We will continue to grow the Marketplace. At its current growth rate, Marketplace revenue will leapfrog $10M in ARR in 2018, and there’s much more we can still do to increase its growth trajectory.

We believe we can achieve a similar dynamic in PRO: off-the-charts growth that we share with the contributors who get us there.

Today, PRO is a small but powerful collection of some of our best single-stock (“primary ticker”) research. But based on our data, we’re giving too much away for free and retaining too little value for paying subscribers. Therefore, we intend to begin placing more primary-ticker articles behind the PRO paywall soon, making PRO an essential due-diligence tool for stock-pickers, and for idea-gen seekers.

To be clear: the real-time experience of Seeking Alpha will not change.
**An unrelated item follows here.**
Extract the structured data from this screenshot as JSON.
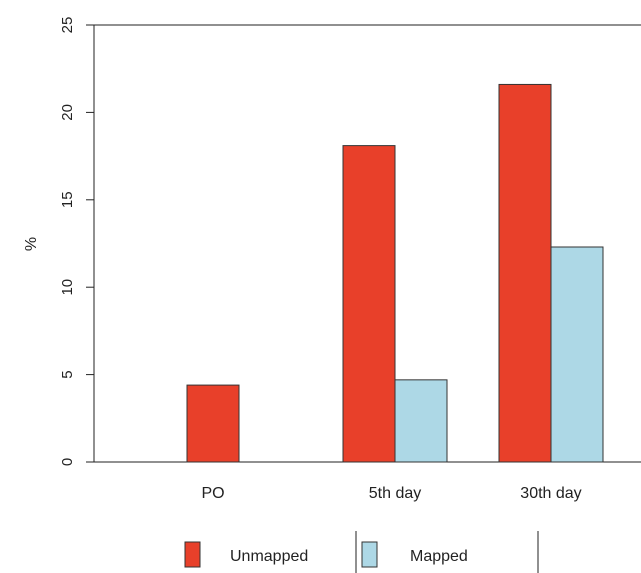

Articles will still be available after publication to all readers for a certain number of days. This is when most of the reading and engagement happens. But we want to test how placing primary-ticker articles into a research library, as well as blocking primary-ticker articles from key due-diligence and idea-gen pages such as quote pages, affects PRO signups and retention.
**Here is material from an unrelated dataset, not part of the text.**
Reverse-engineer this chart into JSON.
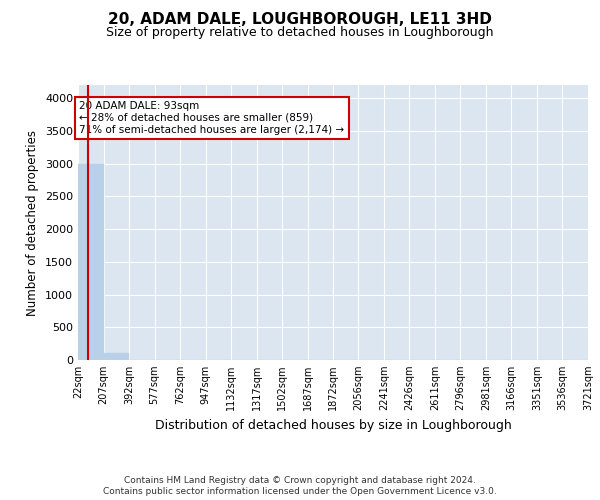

In order to enable this, and to ensure we’re aligned with contributors, we are in the process of making two significant changes: 1) a change to our terms & conditions that gives us more flexibility to charge readers for content, and 2) a change to how we pay for article pageviews.

I have already explained Number 1): We are by far the leading U.S. platform for single-stock research, particularly in habitually under-covered micro-, small- and mid-caps. For PRO to be a must-have for professional investors, we need to be more aggressive about what users do and don’t get for free. Hence the change, and the tests we plan to run. In doing so, we will work carefully to strike the right balance that leaves contributors’ exposure and engagement intact (the ‘freemium’ model).
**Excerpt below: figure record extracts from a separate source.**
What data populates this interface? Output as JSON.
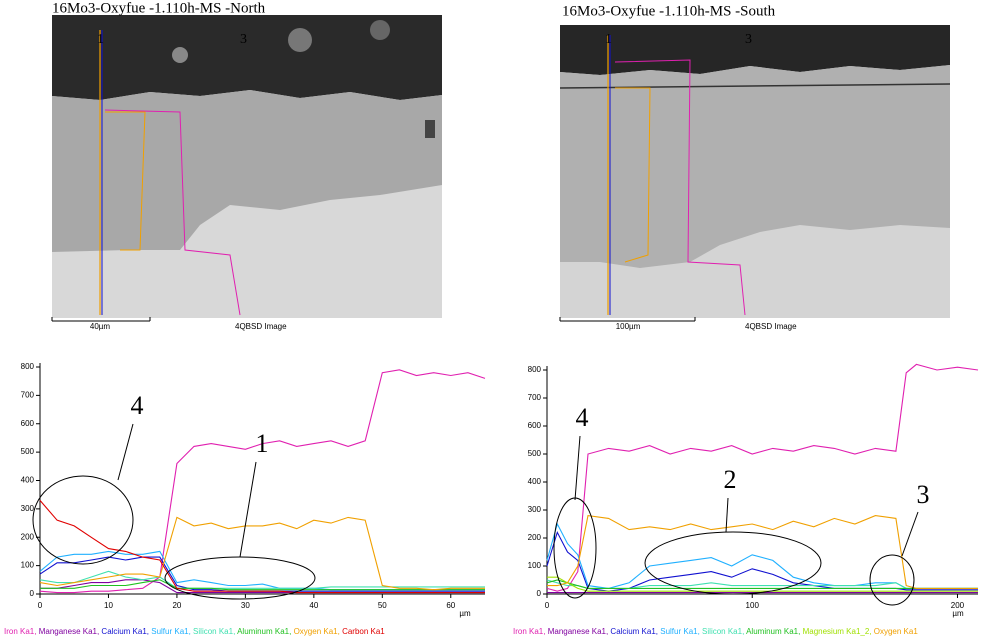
{
  "figure_panels": [
    {
      "title": "16Mo3-Oxyfue -1.110h-MS  -North",
      "scale_label": "40µm",
      "detector_label": "4QBSD Image",
      "markers": [
        "1",
        "3"
      ]
    },
    {
      "title": "16Mo3-Oxyfue -1.110h-MS  -South",
      "scale_label": "100µm",
      "detector_label": "4QBSD Image",
      "markers": [
        "1",
        "3"
      ]
    }
  ],
  "chart_data": [
    {
      "type": "line",
      "x_label": "µm",
      "legend_separator": ", ",
      "x": [
        0,
        2.5,
        5,
        7.5,
        10,
        12.5,
        15,
        17.5,
        20,
        22.5,
        25,
        27.5,
        30,
        32.5,
        35,
        37.5,
        40,
        42.5,
        45,
        47.5,
        50,
        52.5,
        55,
        57.5,
        60,
        62.5,
        65
      ],
      "xlim": [
        0,
        65
      ],
      "xticks": [
        0,
        10,
        20,
        30,
        40,
        50,
        60
      ],
      "ylim": [
        0,
        800
      ],
      "yticks": [
        0,
        100,
        200,
        300,
        400,
        500,
        600,
        700,
        800
      ],
      "series": [
        {
          "name": "Iron Ka1",
          "color": "#e020b0",
          "values": [
            10,
            5,
            5,
            10,
            10,
            15,
            20,
            60,
            460,
            520,
            530,
            520,
            510,
            530,
            540,
            520,
            530,
            540,
            520,
            540,
            780,
            790,
            770,
            780,
            770,
            780,
            760
          ]
        },
        {
          "name": "Manganese Ka1",
          "color": "#8000a0",
          "values": [
            20,
            20,
            30,
            40,
            40,
            50,
            50,
            40,
            5,
            5,
            5,
            5,
            5,
            5,
            5,
            5,
            5,
            5,
            5,
            5,
            5,
            5,
            5,
            5,
            5,
            5,
            5
          ]
        },
        {
          "name": "Calcium Ka1",
          "color": "#1010d0",
          "values": [
            70,
            110,
            110,
            120,
            130,
            120,
            130,
            130,
            30,
            15,
            15,
            10,
            10,
            10,
            10,
            10,
            10,
            10,
            10,
            10,
            10,
            10,
            10,
            10,
            10,
            10,
            10
          ]
        },
        {
          "name": "Sulfur Ka1",
          "color": "#20b0ff",
          "values": [
            80,
            130,
            140,
            140,
            150,
            140,
            140,
            150,
            40,
            50,
            40,
            30,
            30,
            35,
            20,
            20,
            20,
            15,
            15,
            15,
            15,
            15,
            15,
            15,
            15,
            15,
            15
          ]
        },
        {
          "name": "Silicon Ka1",
          "color": "#40e0b0",
          "values": [
            50,
            40,
            40,
            60,
            80,
            60,
            50,
            60,
            20,
            20,
            20,
            20,
            20,
            20,
            20,
            20,
            20,
            25,
            25,
            25,
            25,
            25,
            25,
            25,
            25,
            25,
            25
          ]
        },
        {
          "name": "Aluminum Ka1",
          "color": "#20c020",
          "values": [
            20,
            20,
            20,
            30,
            30,
            30,
            40,
            50,
            20,
            20,
            20,
            15,
            15,
            15,
            15,
            15,
            15,
            15,
            15,
            15,
            15,
            15,
            15,
            15,
            15,
            15,
            15
          ]
        },
        {
          "name": "Oxygen Ka1",
          "color": "#f0a000",
          "values": [
            40,
            30,
            40,
            50,
            60,
            70,
            70,
            60,
            270,
            240,
            250,
            230,
            240,
            240,
            250,
            230,
            260,
            250,
            270,
            260,
            30,
            20,
            20,
            15,
            20,
            20,
            20
          ]
        },
        {
          "name": "Carbon Ka1",
          "color": "#e00000",
          "values": [
            330,
            260,
            240,
            200,
            160,
            150,
            130,
            120,
            20,
            10,
            10,
            10,
            10,
            10,
            10,
            5,
            5,
            5,
            5,
            5,
            5,
            5,
            5,
            5,
            5,
            5,
            5
          ]
        }
      ],
      "annotations": [
        "4",
        "1"
      ]
    },
    {
      "type": "line",
      "x_label": "µm",
      "legend_separator": ", ",
      "x": [
        0,
        5,
        10,
        15,
        20,
        30,
        40,
        50,
        60,
        70,
        80,
        90,
        100,
        110,
        120,
        130,
        140,
        150,
        160,
        170,
        175,
        180,
        190,
        200,
        210
      ],
      "xlim": [
        0,
        210
      ],
      "xticks": [
        0,
        100,
        200
      ],
      "ylim": [
        0,
        800
      ],
      "yticks": [
        0,
        100,
        200,
        300,
        400,
        500,
        600,
        700,
        800
      ],
      "series": [
        {
          "name": "Iron Ka1",
          "color": "#e020b0",
          "values": [
            20,
            10,
            20,
            80,
            500,
            520,
            510,
            530,
            500,
            520,
            510,
            530,
            500,
            520,
            510,
            530,
            520,
            500,
            520,
            510,
            790,
            820,
            800,
            810,
            800
          ]
        },
        {
          "name": "Manganese Ka1",
          "color": "#8000a0",
          "values": [
            5,
            5,
            5,
            5,
            5,
            5,
            5,
            5,
            5,
            5,
            5,
            5,
            5,
            5,
            5,
            5,
            5,
            5,
            5,
            5,
            5,
            5,
            5,
            5,
            5
          ]
        },
        {
          "name": "Calcium Ka1",
          "color": "#1010d0",
          "values": [
            100,
            220,
            150,
            120,
            20,
            10,
            20,
            50,
            60,
            70,
            80,
            60,
            90,
            70,
            40,
            30,
            20,
            20,
            20,
            20,
            15,
            15,
            15,
            15,
            15
          ]
        },
        {
          "name": "Sulfur Ka1",
          "color": "#20b0ff",
          "values": [
            120,
            250,
            180,
            140,
            30,
            20,
            40,
            100,
            110,
            120,
            130,
            100,
            140,
            120,
            60,
            40,
            30,
            30,
            40,
            40,
            20,
            20,
            20,
            20,
            20
          ]
        },
        {
          "name": "Silicon Ka1",
          "color": "#40e0b0",
          "values": [
            50,
            40,
            30,
            30,
            20,
            20,
            20,
            30,
            30,
            30,
            40,
            30,
            30,
            30,
            30,
            30,
            30,
            30,
            30,
            40,
            20,
            20,
            20,
            20,
            20
          ]
        },
        {
          "name": "Aluminum Ka1",
          "color": "#20c020",
          "values": [
            40,
            50,
            40,
            30,
            20,
            20,
            20,
            20,
            20,
            20,
            20,
            20,
            20,
            20,
            20,
            20,
            20,
            20,
            20,
            20,
            20,
            20,
            20,
            20,
            20
          ]
        },
        {
          "name": "Magnesium Ka1_2",
          "color": "#a0e000",
          "values": [
            60,
            60,
            40,
            20,
            10,
            10,
            10,
            10,
            10,
            10,
            10,
            10,
            10,
            10,
            10,
            10,
            10,
            10,
            10,
            10,
            10,
            10,
            10,
            10,
            10
          ]
        },
        {
          "name": "Oxygen Ka1",
          "color": "#f0a000",
          "values": [
            30,
            30,
            40,
            100,
            280,
            270,
            230,
            240,
            230,
            250,
            230,
            240,
            250,
            230,
            260,
            240,
            270,
            250,
            280,
            270,
            30,
            20,
            20,
            20,
            20
          ]
        }
      ],
      "annotations": [
        "4",
        "2",
        "3"
      ]
    }
  ]
}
Number 2) is about ensuring that contributors share in our successes, particularly as we grow our subscription businesses. Today, article payment terms are a blunt tool. They fail to reward quality, which we believe best reflects what subscribers pay for. And they do not connect pageviews to article payments in a way that mirrors how advertisers pay us to reach our audience.

The key change to contributor payments, which we plan to launch in January, is the one most requested by contributors: we will introduce a quality score. Instead of treating all pageviews as equal, the new system will increase payments to articles/contributors with high quality scores and decrease payments to articles/contributors with poor quality scores. We expect quality scores will encompass both how valuable articles are to our subscription business and to our brand, as well as how effectively their “free” views can be monetized. The quality score will be a work-in-progress that we expect to evolve with time.

I’m very excited about this change. It’s clear that contributors care deeply about the quality of their research, and find the current system unsatisfying. Our aspiration, in partnership with you, is to continually raise the bar of high-quality investing content. Readers understand the value of quality, and have shown a willingness to pay for research that simply isn’t available elsewhere. In order to continue raising the bar, and reward authors who share their best work, it is critical that readers who benefit from your research pay directly for that benefit. And that we ensure that as PRO revenue grows, authors benefit from that growth in a way that correlates with the value they deliver.

To summarize, we’re changing our T&C and payments system to enable us to grow our subscriptions business, and changing our payment plan to ensure you share in that success. And we will do so in a way that leaves your exposure and engagement intact.

Later today, you’ll get an official email about the T&C changes. Please review them. We expect to deploy the change to the payment structure in time for January; and you will get  more details before then.

Please share your questions and feedback with me via email. I will of course read any comments in the forum, but want to have a single avenue for feedback to ensure nothing gets missed.